MIKE RICHTER NIGHT presented by NEXTEL
Mike Richter met with members of the New York media earlier today, 24 hours before he will be showered with cheers as he watches his #35 raised to the Madison Square Garden rafters in one of the truly special nights in Rangers history.
Have you been thinking a lot about the ceremony lately?Mike Richter:
I think in the last week that's when I really started. It seems like there was a lot of stuff going on before then, and all of a sudden it's upon us. It's exciting, sobering and all of those things. I think it means a heck of a lot more to me now than the time it was announced. Back in September, I was really in a situation where I was coming to grips with the ending. This is something where I don't think I can fully prepare for it. I have not really seen many other guys have their jerseys retired. I know Cam Neely's number was retired recently. I didn't see the ceremony and don't know quite what to expect. But, it did start to sink in there a little more. I just feel excited and proud about it.Q:
Do you have an outline of what you would like to say to the fans?Mike Richter:
Honestly, the hardest part will be just trying to say everything you want to say in that period without boring the heck out of the entire building.

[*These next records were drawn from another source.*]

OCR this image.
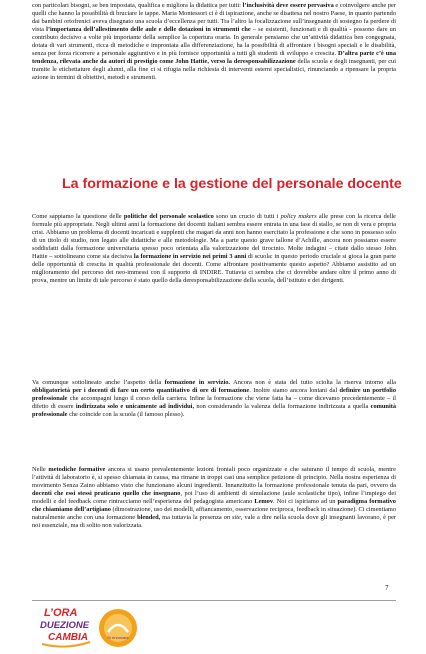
con particolari bisogni, se ben impostata, qualifica e migliora la didattica per tutti: l’inclusività deve essere pervasiva e coinvolgere anche per quelli che hanno la possibilità di bruciare le tappe. Maria Montessori ci è di ispirazione, anche se disattesa nel nostro Paese, in quanto partendo dai bambini ortofrenici aveva disegnato una scuola d’eccellenza per tutti. Tra l’altro la focalizzazione sull’insegnante di sostegno fa perdere di vista l’importanza dell’allestimento delle aule e delle dotazioni in strumenti che – se esistenti, funzionati e di qualità - possono dare un contributo decisivo a volte più importante della semplice la copertura oraria. In generale pensiamo che un’attività didattica ben congegnata, dotata di vari strumenti, ricca di metodiche e improntata alla differenziazione, ha la possibilità di affrontare i bisogni speciali e le disabilità, senza per forza ricorrere a personale aggiuntivo e in più fornisce opportunità a tutti gli studenti di sviluppo e crescita. D’altra parte c’è una tendenza, rilevata anche da autori di prestigio come John Hattie, verso la deresponsabilizzazione della scuola e degli insegnanti, per cui tramite le etichettature degli alunni, alla fine ci si rifugia nella richiesta di interventi esterni specialistici, rinunciando a ripensare la propria azione in termini di obiettivi, metodi e strumenti.

La formazione e la gestione del personale docente

Come sappiamo la questione delle politiche del personale scolastico sono un crucio di tutti i policy makers alle prese con la ricerca delle formule più appropriate. Negli ultimi anni la formazione dei docenti italiani sembra essere entrata in una fase di stallo, se non di vera e propria crisi. Abbiamo un problema di docenti incaricati e supplenti che magari da anni non hanno esercitato la professione e che sono in possesso solo di un titolo di studio, non legato alle didattiche e alle metodologie. Ma a parte questo grave tallone d’Achille, ancora non possiamo essere soddisfatti dalla formazione universitaria spesso poco orientata alla valorizzazione del tirocinio. Molte indagini – citate dallo stesso John Hattie – sottolineano come sia decisiva la formazione in servizio nei primi 3 anni di scuola: in questo periodo cruciale si gioca la gran parte delle opportunità di crescita in qualità professionale dei docenti. Come affrontare positivamente questo aspetto? Abbiamo assistito ad un miglioramento del percorso dei neo-immessi con il supporto di INDIRE. Tuttavia ci sembra che ci dovrebbe andare oltre il primo anno di prova, mentre un limite di tale percorso è stato quello della deresponsabilizzazione della scuola, dell’istituto e dei dirigenti.

Va comunque sottolineato anche l’aspetto della formazione in servizio. Ancora non è stata del tutto sciolta la riserva intorno alla obbligatorietà per i docenti di fare un certo quantitativo di ore di formazione. Inoltre siamo ancora lontani dal definire un portfolio professionale che accompagni lungo il corso della carriera. Infine la formazione che viene fatta ha – come dicevamo precedentemente – il difetto di essere indirizzata solo e unicamente ad individui, non considerando la valenza della formazione indirizzata a quella comunità professionale che coincide con la scuola (il famoso plesso).

Nelle metodiche formative ancora si usano prevalentemente lezioni frontali poco organizzate e che saturano il tempo di scuola, mentre l’attività di laboratorio è, si spesso chiamata in causa, ma rimane in troppi casi una semplice petizione di principio. Nella nostra esperienza di movimento Senza Zaino abbiamo visto che funzionano alcuni ingredienti. Innanzitutto la formazione professionale tenuta da pari, ovvero da docenti che essi stessi praticano quello che insegnano, poi l’uso di ambienti di simulazione (aule scolastiche tipo), infine l’impiego dei modelli e del feedback come rintracciamo nell’esperienza del pedagogista americano Lemov. Noi ci ispiriamo ad un paradigma formativo che chiamiamo dell’artigiano (dimostrazione, uso dei modelli, affiancamento, osservazione reciproca, feedback in situazione). Ci cimentiamo naturalmente anche con una formazione blended, ma tuttavia la presenza on site, vale a dire nella scuola dove gli insegnanti lavorano, è per noi essenziale, ma di solito non valorizzata.

7
L’ORA
DUEZIONE
CAMBIA	Sì rinnovare
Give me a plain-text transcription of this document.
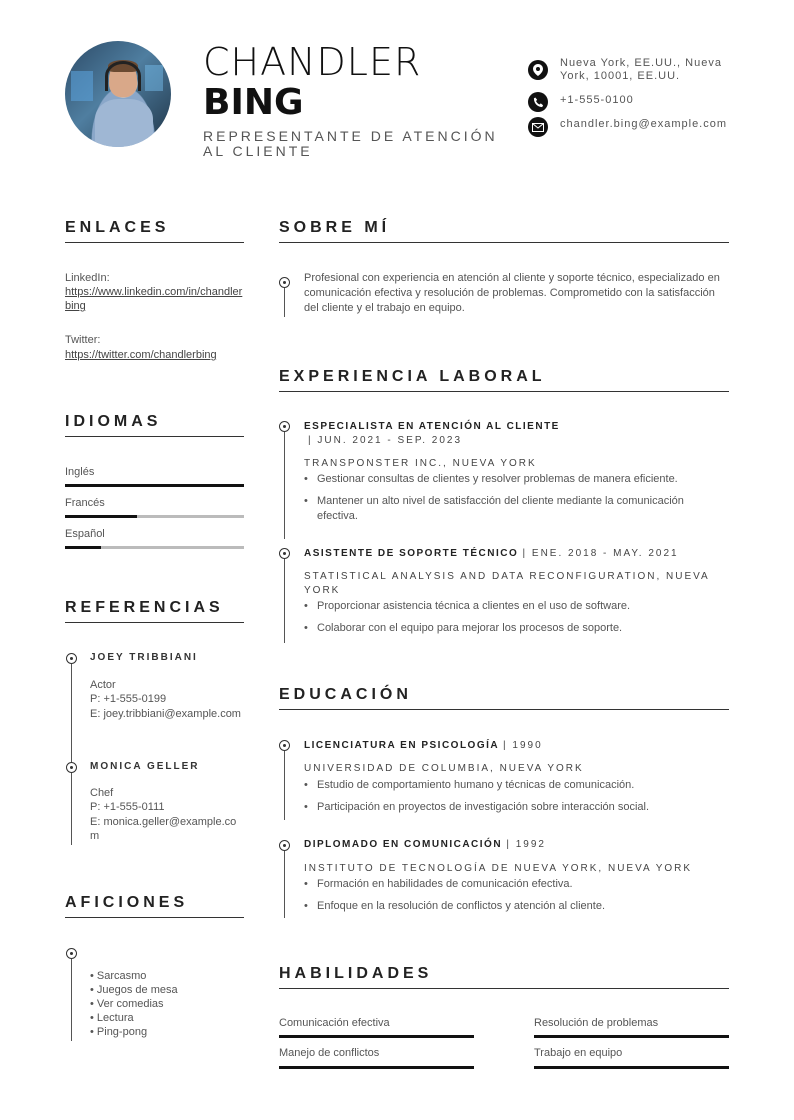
CHANDLER
BING
REPRESENTANTE DE ATENCIÓN AL CLIENTE
Nueva York, EE.UU., Nueva York, 10001, EE.UU.
+1-555-0100
chandler.bing@example.com
ENLACES
LinkedIn:
https://www.linkedin.com/in/chandlerbing
Twitter:
https://twitter.com/chandlerbing
IDIOMAS
Inglés
Francés
Español
REFERENCIAS
JOEY TRIBBIANI
Actor
P: +1-555-0199
E: joey.tribbiani@example.com
MONICA GELLER
Chef
P: +1-555-0111
E: monica.geller@example.com
AFICIONES
• Sarcasmo
• Juegos de mesa
• Ver comedias
• Lectura
• Ping-pong
SOBRE MÍ
Profesional con experiencia en atención al cliente y soporte técnico, especializado en comunicación efectiva y resolución de problemas. Comprometido con la satisfacción del cliente y el trabajo en equipo.
EXPERIENCIA LABORAL
ESPECIALISTA EN ATENCIÓN AL CLIENTE
| JUN. 2021 - SEP. 2023
TRANSPONSTER INC., NUEVA YORK
• Gestionar consultas de clientes y resolver problemas de manera eficiente.
• Mantener un alto nivel de satisfacción del cliente mediante la comunicación efectiva.
ASISTENTE DE SOPORTE TÉCNICO | ENE. 2018 - MAY. 2021
STATISTICAL ANALYSIS AND DATA RECONFIGURATION, NUEVA YORK
• Proporcionar asistencia técnica a clientes en el uso de software.
• Colaborar con el equipo para mejorar los procesos de soporte.
EDUCACIÓN
LICENCIATURA EN PSICOLOGÍA | 1990
UNIVERSIDAD DE COLUMBIA, NUEVA YORK
• Estudio de comportamiento humano y técnicas de comunicación.
• Participación en proyectos de investigación sobre interacción social.
DIPLOMADO EN COMUNICACIÓN | 1992
INSTITUTO DE TECNOLOGÍA DE NUEVA YORK, NUEVA YORK
• Formación en habilidades de comunicación efectiva.
• Enfoque en la resolución de conflictos y atención al cliente.
HABILIDADES
Comunicación efectiva	Resolución de problemas
Manejo de conflictos	Trabajo en equipo
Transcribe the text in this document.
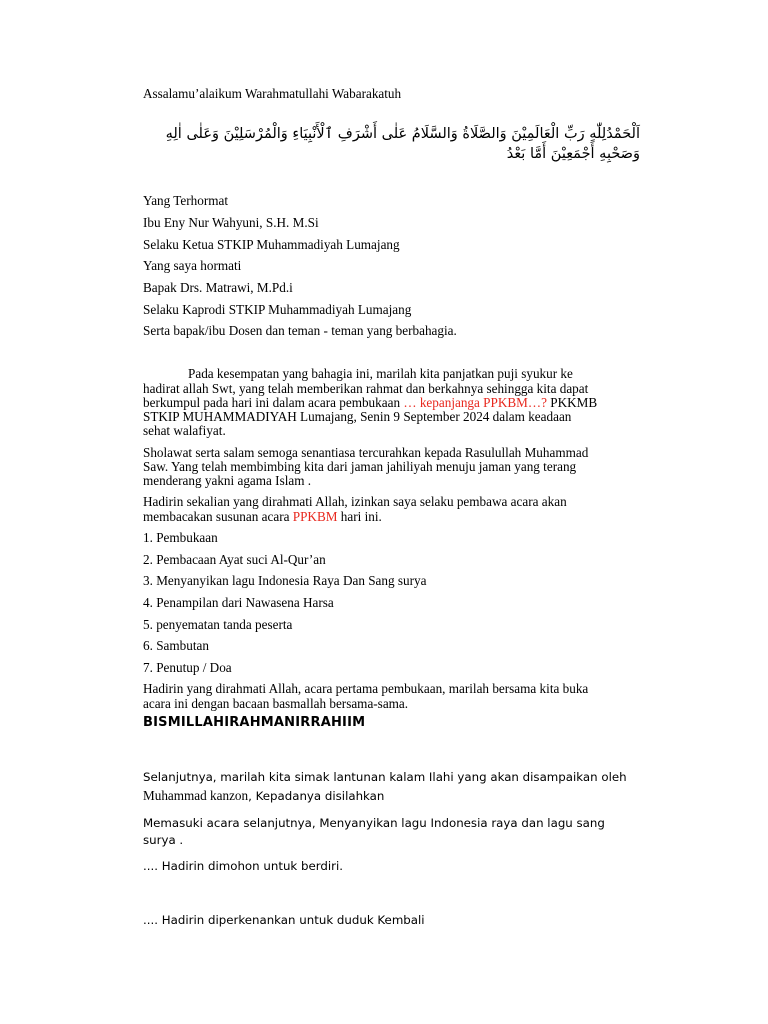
Assalamu’alaikum Warahmatullahi Wabarakatuh

اَلْحَمْدُلِلّٰهِ رَبِّ الْعَالَمِيْنَ وَالصَّلَاةُ وَالسَّلَامُ عَلٰى أَشْرَفِ ٱلْأَنْبِيَاءِ وَالْمُرْسَلِيْنَ وَعَلٰى اٰلِهِ وَصَحْبِهِ أَجْمَعِيْنَ أَمَّا بَعْدُ

Yang Terhormat

Ibu Eny Nur Wahyuni, S.H. M.Si

Selaku Ketua STKIP Muhammadiyah Lumajang

Yang saya hormati

Bapak Drs. Matrawi, M.Pd.i

Selaku Kaprodi STKIP Muhammadiyah Lumajang

Serta bapak/ibu Dosen dan teman - teman yang berbahagia.

Pada kesempatan yang bahagia ini, marilah kita panjatkan puji syukur ke

hadirat allah Swt, yang telah memberikan rahmat dan berkahnya sehingga kita dapat

berkumpul pada hari ini dalam acara pembukaan … kepanjanga PPKBM…? PKKMB

STKIP MUHAMMADIYAH Lumajang, Senin 9 September 2024 dalam keadaan

sehat walafiyat.

Sholawat serta salam semoga senantiasa tercurahkan kepada Rasulullah Muhammad

Saw. Yang telah membimbing kita dari jaman jahiliyah menuju jaman yang terang

menderang yakni agama Islam .

Hadirin sekalian yang dirahmati Allah, izinkan saya selaku pembawa acara akan

membacakan susunan acara PPKBM hari ini.

1. Pembukaan

2. Pembacaan Ayat suci Al-Qur’an

3. Menyanyikan lagu Indonesia Raya Dan Sang surya

4. Penampilan dari Nawasena Harsa

5. penyematan tanda peserta

6. Sambutan

7. Penutup / Doa

Hadirin yang dirahmati Allah, acara pertama pembukaan, marilah bersama kita buka

acara ini dengan bacaan basmallah bersama-sama.

BISMILLAHIRAHMANIRRAHIIM

Selanjutnya, marilah kita simak lantunan kalam Ilahi yang akan disampaikan oleh

Muhammad kanzon, Kepadanya disilahkan

Memasuki acara selanjutnya, Menyanyikan lagu Indonesia raya dan lagu sang

surya .

.... Hadirin dimohon untuk berdiri.

.... Hadirin diperkenankan untuk duduk Kembali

There are a lot of people that you feel so indebted to, within the organization on out. The fans themselves of course - what athlete can't stand there and say he's had support and all of the other cliches. It's probably a bit boring to hear, but these are real things. There are people who have helped (me) along the way and I think that you are trying to actually get the fans' attention and say, "look you meant an awful lot to me and still do."
It's nice to have the forum in which to do it, so I'm really thankful for that. But at the same time, you'd like to say something that's not so long-winded. I think it's particularly true in my case. I've had great teachers, friends and the fans. New York has been a place that very has much made me who I am. I have spent my adult life here. These people that you interact with everyday ... that's your experience. For me, I was very lucky. One team. One city. It has very much defined who I am. To have all of these experiences here in such a diverse and big place is amazing. How do you speak to all that in five minutes and really have an impact? So that's the toughest part.